BDNF and PKMzeta have some interaction effects. When LTP was induced in cell cultures in BDNF dependent ways (Theta burst stimulation or an increase in cAMP concentration) it was abolished with the application of ZIP (zeta-inhibitory peptide), a protein thought to specifically inactivate PKMzeta. This suggests that PKMzeta is the end modulator of LTP and learning. As expected PKMzeta levels dropped when PSIs were applied, but curiously this was not the case if BDNF was also applied. These findings show that BDNF modulates the LTP process to make it protein synthesis independent, contrary to the de novo protein synthesis theory.

== Criticisms ==

=== Electrical activity ===

When anisomycin is applied to the hippocampus, active memories are unable to fully consolidate and are lost. When anisomycin is applied to cell cultures, electrical activity within the cultures cease. This particular property of PSIs was not accounted for when the de novo protein synthesis theory was established, and is an alternative explanation for the amnesiac effects of PSIs. If a neuron is not electrically active, it is not transmitting information; therefore, the lack of electrical activity in the neuron by itself could be responsible for the loss of a memory. Anisomycin administered at a dose that inhibits 95% of protein synthesis and associated electrical activity is not the highest dosage used in PSI research. Higher doses may alter other processes other than protein synthesis to cause the silencing of neural activity, considering Puromycin has cytotoxic qualities, so its possible that other PSI might have similar effects that manifest in the interruption of neural firing. Additionally, anisomycin has been shown to cause a substantial catecholamine release that co-occurs with neural suppression, which has not been fully explained yet. These side effects other than the inhibition of protein synthesis may account for the amnesiac effects induced by PSI, but these findings are relatively new and are expected to receive much research attention in the near future.

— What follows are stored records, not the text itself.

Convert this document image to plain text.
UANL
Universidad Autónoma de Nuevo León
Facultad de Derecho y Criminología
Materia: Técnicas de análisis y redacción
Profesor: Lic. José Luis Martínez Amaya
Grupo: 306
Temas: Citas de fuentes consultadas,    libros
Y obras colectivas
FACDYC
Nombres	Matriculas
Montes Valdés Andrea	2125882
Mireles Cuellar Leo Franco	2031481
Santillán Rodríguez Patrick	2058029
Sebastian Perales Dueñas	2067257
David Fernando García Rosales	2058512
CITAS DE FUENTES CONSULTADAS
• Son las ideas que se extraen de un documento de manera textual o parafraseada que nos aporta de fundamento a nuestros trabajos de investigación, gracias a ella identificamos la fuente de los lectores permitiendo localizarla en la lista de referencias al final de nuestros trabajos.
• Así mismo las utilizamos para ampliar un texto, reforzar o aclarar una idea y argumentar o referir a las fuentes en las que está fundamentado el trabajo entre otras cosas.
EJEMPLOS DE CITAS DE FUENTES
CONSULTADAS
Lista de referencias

=== Memory formation and LTP independent of protein synthesis ===

Demonstrating that memories can be formed, and that LTP can be initiated, without protein synthesis strongly reduces the strength of the de novo theory, which explicitly states that synthesis is required to form memories. As a result, many studies have shown various ways of inducing these events while specimens are under the effects of anisomycin or other protein synthesis inhibitors. BDNF applied to cell cultures with PSI still undergo LTP, suggesting that post-translational modifications such as phosphorylation or horizontal transport could be employed in the absence of protein synthesis. Additionally ZIP has amnesiac effects, but its specificity to PKMzeta have been questioned, which questions the accuracy of the PKMzeta model.